CHIANG MAI, Thailand — More than 30 ethnic civil society groups and farmers rights organizations voiced concern over the government’s new draft national land use policy in a statement released on Thursday.
The coalition of ethnic organizations criticized the government for excluding small-scale farmers and ethnic civil society representatives from the drafting process.
Sai Khur Hseng, a spokesperson for the 31 different groups, told The Irrawaddy that the land use policy would not guarantee the rights of ethnic communities, especially small-scale farmers.
“It lacks input from representatives of ethnic minority communities at grassroots level,” said Sai Khur Hseng. “It is one-sided and undemocratic as it doesn’t include the voices of communities who will be affected [by the policy] in the future.”
Independent foreign experts and land rights activists representing local communities on the ground were also not invited to participate in formulating the policy, he added.
The government will hold 17 public consultation workshops on the land use policy, mostly in urban areas and big cities, before the draft is finalized in late December. Given the brief consultation period, rights groups are concerned that ethnic communities will miss out on the opportunity to review the policy.
“We worry very much that they [the government] will try to speedily legitimize this policy and seize lands belonging to farmers for business purposes. Communities that will be most affected by the policy can’t complain about anything after the government enforces this policy and uses it as a tool,” said Sai Khur Hseng.
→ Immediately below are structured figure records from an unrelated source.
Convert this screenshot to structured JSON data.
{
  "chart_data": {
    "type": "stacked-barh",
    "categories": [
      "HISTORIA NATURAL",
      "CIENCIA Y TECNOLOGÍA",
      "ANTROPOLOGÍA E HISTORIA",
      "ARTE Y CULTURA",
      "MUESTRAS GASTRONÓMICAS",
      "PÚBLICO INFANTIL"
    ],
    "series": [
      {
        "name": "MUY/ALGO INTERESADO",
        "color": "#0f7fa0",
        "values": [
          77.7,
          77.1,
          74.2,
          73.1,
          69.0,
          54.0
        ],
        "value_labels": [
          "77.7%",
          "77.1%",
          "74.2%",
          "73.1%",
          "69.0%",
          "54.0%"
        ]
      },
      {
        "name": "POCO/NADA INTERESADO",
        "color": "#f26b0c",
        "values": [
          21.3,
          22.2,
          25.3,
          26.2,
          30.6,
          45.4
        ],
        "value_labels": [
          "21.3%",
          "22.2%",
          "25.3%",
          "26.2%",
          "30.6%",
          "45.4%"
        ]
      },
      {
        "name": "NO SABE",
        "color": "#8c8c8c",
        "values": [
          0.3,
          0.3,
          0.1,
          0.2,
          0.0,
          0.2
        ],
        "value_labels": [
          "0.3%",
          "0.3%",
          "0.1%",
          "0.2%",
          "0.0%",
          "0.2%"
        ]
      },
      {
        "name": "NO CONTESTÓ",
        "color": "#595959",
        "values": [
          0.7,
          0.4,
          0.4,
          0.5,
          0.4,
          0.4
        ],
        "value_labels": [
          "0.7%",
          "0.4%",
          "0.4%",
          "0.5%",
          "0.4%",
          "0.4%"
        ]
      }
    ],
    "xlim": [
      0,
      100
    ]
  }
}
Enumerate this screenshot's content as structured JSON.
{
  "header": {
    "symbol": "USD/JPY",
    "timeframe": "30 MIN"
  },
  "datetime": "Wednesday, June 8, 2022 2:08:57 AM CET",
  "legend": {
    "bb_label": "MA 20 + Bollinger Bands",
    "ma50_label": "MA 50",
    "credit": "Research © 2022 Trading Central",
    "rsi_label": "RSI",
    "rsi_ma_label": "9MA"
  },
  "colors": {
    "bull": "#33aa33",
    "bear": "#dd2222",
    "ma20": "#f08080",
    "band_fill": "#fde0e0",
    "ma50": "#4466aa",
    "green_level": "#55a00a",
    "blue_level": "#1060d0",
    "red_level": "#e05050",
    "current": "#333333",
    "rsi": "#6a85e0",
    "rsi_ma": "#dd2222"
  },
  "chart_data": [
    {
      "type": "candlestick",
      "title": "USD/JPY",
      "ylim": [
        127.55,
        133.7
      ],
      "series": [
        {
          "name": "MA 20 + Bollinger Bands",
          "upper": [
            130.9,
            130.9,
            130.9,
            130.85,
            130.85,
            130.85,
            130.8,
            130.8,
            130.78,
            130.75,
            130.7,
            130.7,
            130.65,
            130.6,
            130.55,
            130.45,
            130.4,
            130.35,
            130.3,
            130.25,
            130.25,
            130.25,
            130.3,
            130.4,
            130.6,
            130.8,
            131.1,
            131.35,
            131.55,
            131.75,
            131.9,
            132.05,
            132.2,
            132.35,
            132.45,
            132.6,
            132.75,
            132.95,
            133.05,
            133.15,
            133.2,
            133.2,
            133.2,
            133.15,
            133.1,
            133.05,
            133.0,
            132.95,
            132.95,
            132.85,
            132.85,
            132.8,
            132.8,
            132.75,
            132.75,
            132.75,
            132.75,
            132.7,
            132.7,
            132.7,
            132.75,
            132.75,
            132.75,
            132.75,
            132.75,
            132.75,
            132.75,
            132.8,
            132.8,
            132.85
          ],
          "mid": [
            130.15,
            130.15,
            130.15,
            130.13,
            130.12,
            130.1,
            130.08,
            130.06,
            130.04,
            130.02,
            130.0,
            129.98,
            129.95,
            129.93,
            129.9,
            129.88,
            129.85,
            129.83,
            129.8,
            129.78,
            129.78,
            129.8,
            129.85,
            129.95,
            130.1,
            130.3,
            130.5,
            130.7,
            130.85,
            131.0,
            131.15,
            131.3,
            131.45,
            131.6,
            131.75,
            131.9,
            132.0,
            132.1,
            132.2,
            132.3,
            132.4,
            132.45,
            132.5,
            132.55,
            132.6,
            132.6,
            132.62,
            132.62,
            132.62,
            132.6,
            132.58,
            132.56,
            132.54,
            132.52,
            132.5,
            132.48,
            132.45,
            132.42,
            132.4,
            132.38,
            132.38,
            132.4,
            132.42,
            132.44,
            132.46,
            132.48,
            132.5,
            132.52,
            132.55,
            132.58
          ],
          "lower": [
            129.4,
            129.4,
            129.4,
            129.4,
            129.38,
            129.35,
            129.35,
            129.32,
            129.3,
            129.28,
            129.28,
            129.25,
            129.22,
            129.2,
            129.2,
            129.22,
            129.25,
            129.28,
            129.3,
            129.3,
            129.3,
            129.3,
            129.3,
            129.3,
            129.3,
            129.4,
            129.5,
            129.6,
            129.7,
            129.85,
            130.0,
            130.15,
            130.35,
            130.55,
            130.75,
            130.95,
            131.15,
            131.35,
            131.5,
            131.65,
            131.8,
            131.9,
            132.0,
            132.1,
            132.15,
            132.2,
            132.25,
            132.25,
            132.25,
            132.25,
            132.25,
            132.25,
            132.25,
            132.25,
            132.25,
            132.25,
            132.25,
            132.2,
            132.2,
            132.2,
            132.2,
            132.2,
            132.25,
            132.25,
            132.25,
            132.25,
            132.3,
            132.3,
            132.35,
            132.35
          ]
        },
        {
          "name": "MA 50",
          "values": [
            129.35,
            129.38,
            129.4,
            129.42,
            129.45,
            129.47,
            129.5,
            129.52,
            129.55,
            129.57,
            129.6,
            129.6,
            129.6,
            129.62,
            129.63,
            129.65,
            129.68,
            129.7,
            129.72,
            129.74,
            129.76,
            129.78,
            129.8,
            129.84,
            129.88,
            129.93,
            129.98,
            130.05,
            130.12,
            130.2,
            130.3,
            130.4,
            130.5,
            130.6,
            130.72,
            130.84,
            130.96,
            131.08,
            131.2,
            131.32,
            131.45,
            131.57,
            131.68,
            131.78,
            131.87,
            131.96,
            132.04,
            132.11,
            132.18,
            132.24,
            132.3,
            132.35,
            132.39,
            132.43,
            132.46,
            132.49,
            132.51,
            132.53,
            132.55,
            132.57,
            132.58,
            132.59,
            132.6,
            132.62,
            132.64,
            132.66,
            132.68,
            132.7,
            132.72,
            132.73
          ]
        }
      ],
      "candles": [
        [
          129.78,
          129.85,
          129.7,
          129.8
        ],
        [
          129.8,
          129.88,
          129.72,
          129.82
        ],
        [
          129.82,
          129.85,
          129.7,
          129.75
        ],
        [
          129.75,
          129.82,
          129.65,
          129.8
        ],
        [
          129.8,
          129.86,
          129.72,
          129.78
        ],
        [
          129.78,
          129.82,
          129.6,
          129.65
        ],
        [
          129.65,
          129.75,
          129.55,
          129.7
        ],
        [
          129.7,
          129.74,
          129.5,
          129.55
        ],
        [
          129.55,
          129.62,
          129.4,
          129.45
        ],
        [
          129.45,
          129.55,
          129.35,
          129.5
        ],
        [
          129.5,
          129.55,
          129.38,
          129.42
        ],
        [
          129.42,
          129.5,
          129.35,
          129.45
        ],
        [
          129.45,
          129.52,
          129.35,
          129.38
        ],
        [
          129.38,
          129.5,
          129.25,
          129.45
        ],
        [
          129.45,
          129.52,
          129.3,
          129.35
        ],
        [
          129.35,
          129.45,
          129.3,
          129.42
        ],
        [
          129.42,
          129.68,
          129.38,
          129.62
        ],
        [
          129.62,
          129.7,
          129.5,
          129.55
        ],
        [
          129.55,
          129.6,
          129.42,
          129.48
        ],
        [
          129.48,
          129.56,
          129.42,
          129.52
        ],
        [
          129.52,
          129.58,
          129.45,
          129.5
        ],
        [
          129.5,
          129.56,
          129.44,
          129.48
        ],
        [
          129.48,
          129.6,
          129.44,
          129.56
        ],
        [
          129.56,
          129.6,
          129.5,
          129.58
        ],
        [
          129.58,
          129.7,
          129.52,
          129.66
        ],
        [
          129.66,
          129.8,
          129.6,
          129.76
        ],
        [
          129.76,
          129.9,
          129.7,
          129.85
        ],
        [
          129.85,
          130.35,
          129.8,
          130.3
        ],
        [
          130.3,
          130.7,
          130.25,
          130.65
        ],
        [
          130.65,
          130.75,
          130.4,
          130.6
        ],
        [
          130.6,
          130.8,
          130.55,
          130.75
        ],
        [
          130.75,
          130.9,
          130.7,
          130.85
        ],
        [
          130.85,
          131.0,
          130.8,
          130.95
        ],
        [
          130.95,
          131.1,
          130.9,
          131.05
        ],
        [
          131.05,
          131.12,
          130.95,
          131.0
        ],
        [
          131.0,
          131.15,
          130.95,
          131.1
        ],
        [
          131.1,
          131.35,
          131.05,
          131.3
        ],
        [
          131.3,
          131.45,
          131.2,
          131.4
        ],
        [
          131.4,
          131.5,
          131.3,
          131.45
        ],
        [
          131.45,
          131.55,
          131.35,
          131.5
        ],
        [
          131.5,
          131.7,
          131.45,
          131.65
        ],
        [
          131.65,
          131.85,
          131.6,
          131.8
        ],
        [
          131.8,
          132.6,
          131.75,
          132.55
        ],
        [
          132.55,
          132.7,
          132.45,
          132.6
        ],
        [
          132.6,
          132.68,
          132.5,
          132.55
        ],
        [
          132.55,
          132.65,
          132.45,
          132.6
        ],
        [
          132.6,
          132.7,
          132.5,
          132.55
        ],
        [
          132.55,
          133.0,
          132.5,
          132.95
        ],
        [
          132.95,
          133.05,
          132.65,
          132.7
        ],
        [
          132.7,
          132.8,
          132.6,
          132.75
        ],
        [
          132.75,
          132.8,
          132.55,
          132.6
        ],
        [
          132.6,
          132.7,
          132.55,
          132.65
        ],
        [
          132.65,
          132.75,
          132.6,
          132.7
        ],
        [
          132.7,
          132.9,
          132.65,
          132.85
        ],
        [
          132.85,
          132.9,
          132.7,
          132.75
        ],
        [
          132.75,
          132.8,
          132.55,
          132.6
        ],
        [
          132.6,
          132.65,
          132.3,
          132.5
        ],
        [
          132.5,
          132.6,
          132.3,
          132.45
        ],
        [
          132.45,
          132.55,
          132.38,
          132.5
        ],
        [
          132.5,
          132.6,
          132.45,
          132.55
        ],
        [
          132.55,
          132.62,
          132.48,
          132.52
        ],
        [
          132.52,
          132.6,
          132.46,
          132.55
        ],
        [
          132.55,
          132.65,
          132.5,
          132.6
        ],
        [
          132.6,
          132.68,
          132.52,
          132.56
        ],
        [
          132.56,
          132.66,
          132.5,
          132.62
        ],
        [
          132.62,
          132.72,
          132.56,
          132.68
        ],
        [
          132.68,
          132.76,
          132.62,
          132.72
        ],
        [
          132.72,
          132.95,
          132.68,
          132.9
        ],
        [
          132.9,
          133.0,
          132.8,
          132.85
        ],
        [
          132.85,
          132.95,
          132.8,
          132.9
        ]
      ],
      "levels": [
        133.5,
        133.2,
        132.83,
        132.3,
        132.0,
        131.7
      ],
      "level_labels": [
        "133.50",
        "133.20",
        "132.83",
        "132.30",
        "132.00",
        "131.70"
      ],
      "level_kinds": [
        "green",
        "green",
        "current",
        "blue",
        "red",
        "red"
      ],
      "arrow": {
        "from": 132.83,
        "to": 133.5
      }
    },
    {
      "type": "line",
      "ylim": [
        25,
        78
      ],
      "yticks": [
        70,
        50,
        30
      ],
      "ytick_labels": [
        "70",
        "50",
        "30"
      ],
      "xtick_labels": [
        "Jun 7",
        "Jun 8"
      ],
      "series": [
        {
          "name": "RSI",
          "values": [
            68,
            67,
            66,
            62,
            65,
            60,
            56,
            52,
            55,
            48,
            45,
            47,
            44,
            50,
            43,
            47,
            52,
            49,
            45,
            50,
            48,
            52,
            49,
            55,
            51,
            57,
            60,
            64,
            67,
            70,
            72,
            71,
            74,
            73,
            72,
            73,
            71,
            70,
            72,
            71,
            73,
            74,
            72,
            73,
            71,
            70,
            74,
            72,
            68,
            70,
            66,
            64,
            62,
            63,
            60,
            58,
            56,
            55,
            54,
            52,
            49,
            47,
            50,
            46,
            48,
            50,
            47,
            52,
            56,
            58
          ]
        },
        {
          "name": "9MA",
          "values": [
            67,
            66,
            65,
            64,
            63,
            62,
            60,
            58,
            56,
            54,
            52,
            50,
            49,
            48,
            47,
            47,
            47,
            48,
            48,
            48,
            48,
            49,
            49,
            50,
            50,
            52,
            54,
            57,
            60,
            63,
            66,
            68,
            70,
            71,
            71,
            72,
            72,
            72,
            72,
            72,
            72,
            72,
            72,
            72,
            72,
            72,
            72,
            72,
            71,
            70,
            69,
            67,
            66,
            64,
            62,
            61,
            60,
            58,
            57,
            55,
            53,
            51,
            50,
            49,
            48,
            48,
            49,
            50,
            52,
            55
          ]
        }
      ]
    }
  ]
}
The civil society groups’ statement identified the pro-business nature of the draft policy as a possible trigger for more land issues.
“The current draft of the national land use policy does not prioritize and protect small-scale farmers and minority ethnic peoples, but instead prioritizes and gives special privileges to business investors, which could spark more land grabs and create more land problems in the country,” the statement said.
Sai Khur Hseng warned that the draft policy may allow the government to take control of resource-rich lands. “They are authorized to take over lands in the interests of the nation,” he said.
Burma’s government released the draft national land use policy on Oct. 18. The draft legislation represents an important step in efforts to regulate land tenure in the country, amid a surge in land investment.
In the joint statement, the civil society organizations also expressed concern over the rights of war-affected refugees and internally displaced persons (IDPs) in Burma, as there are no provisions in the draft document to address issues of land distribution, restitution or the right of displaced people to return to their land.
The groups called on the government to re-write the policy with the input and participation of representatives from among small-scale farmers, ethnic groups, women, youth, parliamentarians, independent experts and other communities that will be affected by the policy.
Among the rights groups included in the joint statement were the Karen Environmental and Social Action Network, the Shan Human Rights Foundation, the Shan Farmers Network, the Mon Agriculture Group, the Karenni Social Welfare and Development Center, the Kachin Development Networking Group, the All Arakan Students’ and Youths’ Congress, and the Chin Farmers’ Network.
The statement was released after the groups held a workshop in the Thai border town of Mae Sot on Nov. 1-2.